On Thu, Nov 4, 2010 at 12:33 PM, Alex Kamedov <kame...@gmail.com> wrote:
> On Fri, Oct 29, 2010 at 7:47 AM, Russell Keith-Magee
> <russ...@keith-magee.com> wrote:
>> Honestly, I can't see the benefit in what you're proposing here.
>> Before you spend a whole lot more time updating the patch to try and
>> make and keep it trunk ready, you need to convince me (or another
>> member of the core team) that the idea you're proposing is worth
>> adding to trunk. Otherwise you're just going to be spending a lot of
>> time maintaining a patch that won't ever get committed.
>
> Hm. In this case why this ticket is on accepted triage stage and assigned on
> the one from core team developers a long time?

I can see that you have done what you have done in good faith.
However, I think you have misread the tone around the ticket.

The problem is that the state of a ticket in Trac can only be used as
an indication, not as an absolute guide. We allow anyone to modify
tickets, so just because a ticket is "accepted" doesn't necessarily
mean that the idea has been accepted -- you need to pay attention to
*who* has accepted the ticket. Tickets also decay over time; an idea
that seemed great and was accepted a year ago may not be accepted
today, because of other changes that have occurred in Django. Lastly,
(and most applicable to this case), a ticket that has been partially
addressed may not be updated to reflect an accurate state of the
ticket.

Looking at #8054 specifically: The ticket was accepted on 13 August
2008, after an initial period in design decision needed. The design
discussion entirely revolves around the idea of methods/functions as
list_display items, and, on 14 August 2008 (r8352), that's exactly
what Brian committed.

Brian followed that checkin with a comment: "Moving to post-1.0 for
the API changing parts. This should be looked at with a ChangeList and
templatetag refactor of the admin. Not sure when or how, but this is
related."

Since that time, there has been no core team member involvement or
discussions. I'm not aware of any django-dev discussions about the
feature. However, there have been a couple of people maintaining the
original patch -- the one that Brian decided *not* to apply in the
first place.

Reading between the lines, this means that the ticket really isn't in
an accepted state anymore -- at the very least, it's DDN, and probably
wontfix. I don't know what Brian had in mind at the time, but he
obviously wasn't happy with the proposed approach, and two years
later, I agree.

> It is my first experience to send my code in this community, this ticket was
> related to my needs, and I followed only instructions from official Django
> documentation.

First off -- what you have encountered with this ticket isn't my idea
of an ideal first contribution experience. I can see that you have
done everything that the contribution guide said to do -- it's just
that the contribution guide doesn't do a good job of capturing the
esoteric nature of "reading" Trac tickets. In that respect, we (the
core team) have failed you. I wholeheartedly apologize for that.
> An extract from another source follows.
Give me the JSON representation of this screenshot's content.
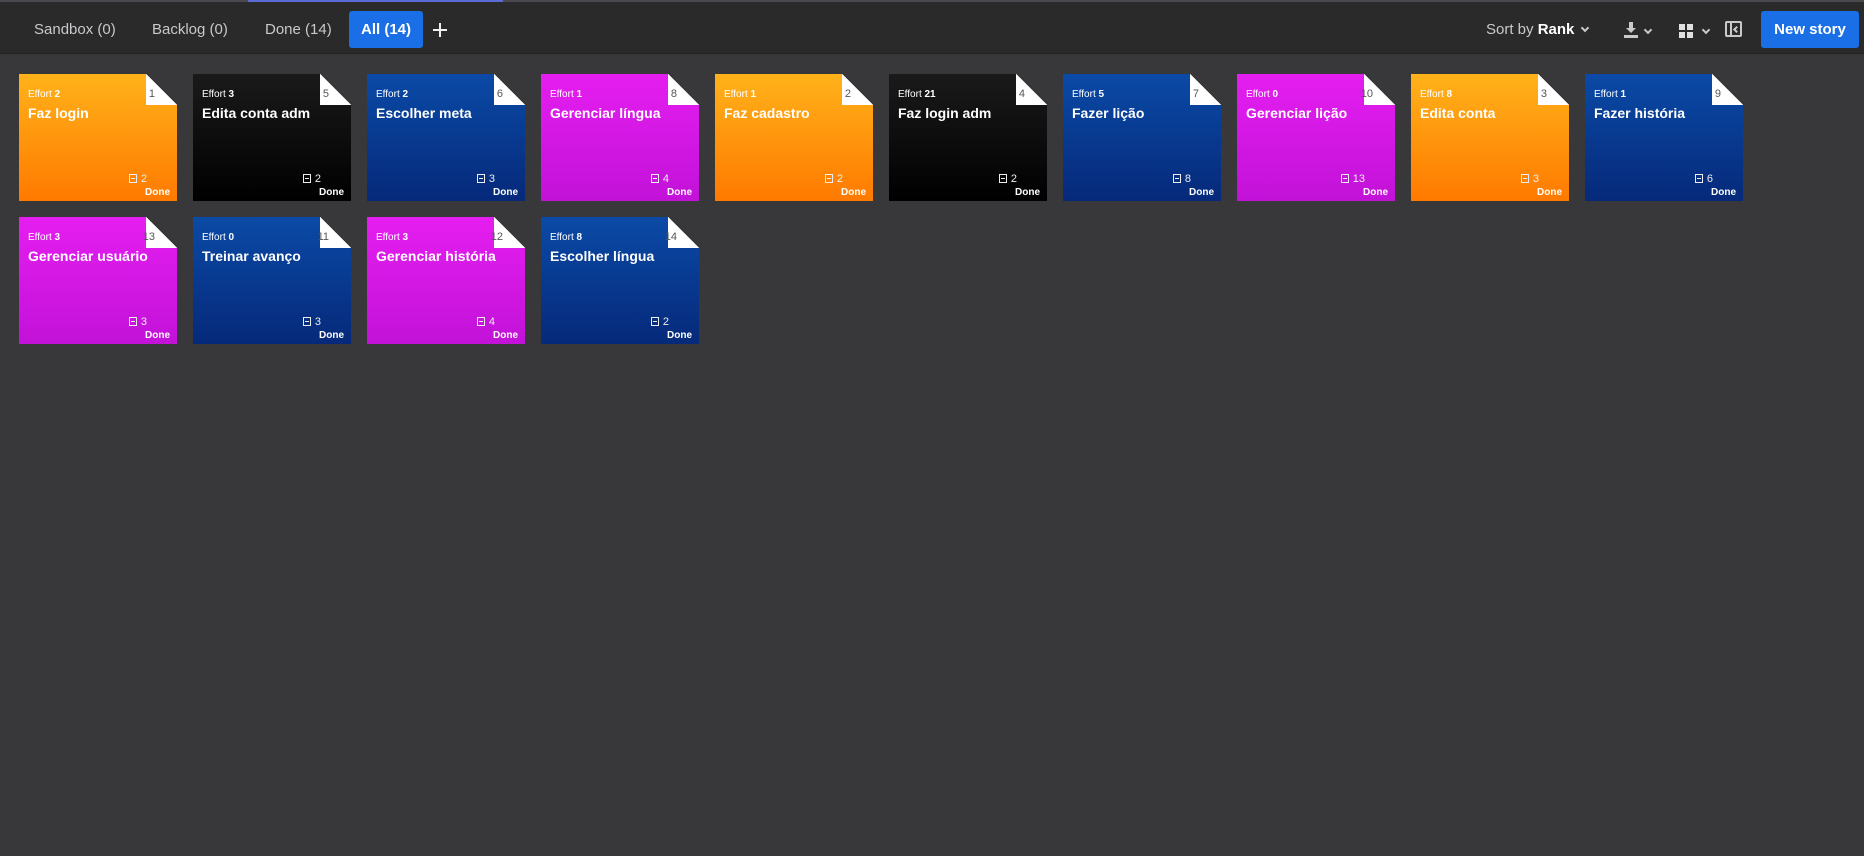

I suppose the only practical advice I can give would be the following:

 * Trac isn't an absolute; the context is just as important as the
literal message. You need to take into account who says things, when
they said them, and the completely ambiguous who *hasn't* said things.

 * If you're going to engage in a big project, it helps to make sure
that your idea has support first. This means getting someone to
confirm that a bug is real before you spend a whole lot of time fixing
the issue, and confirming that the core team currently supports a
proposed feature before you implement it.

These are both points that the contributions guide doesn't do a good
job of reinforcing, and it probably should. Ticket #14401 is a work in
progress discussing a new "contributions howto" that would cover some
of the fuzzy issues around contributing to Django; I've just updated
the draft text to cover the points I've raised here.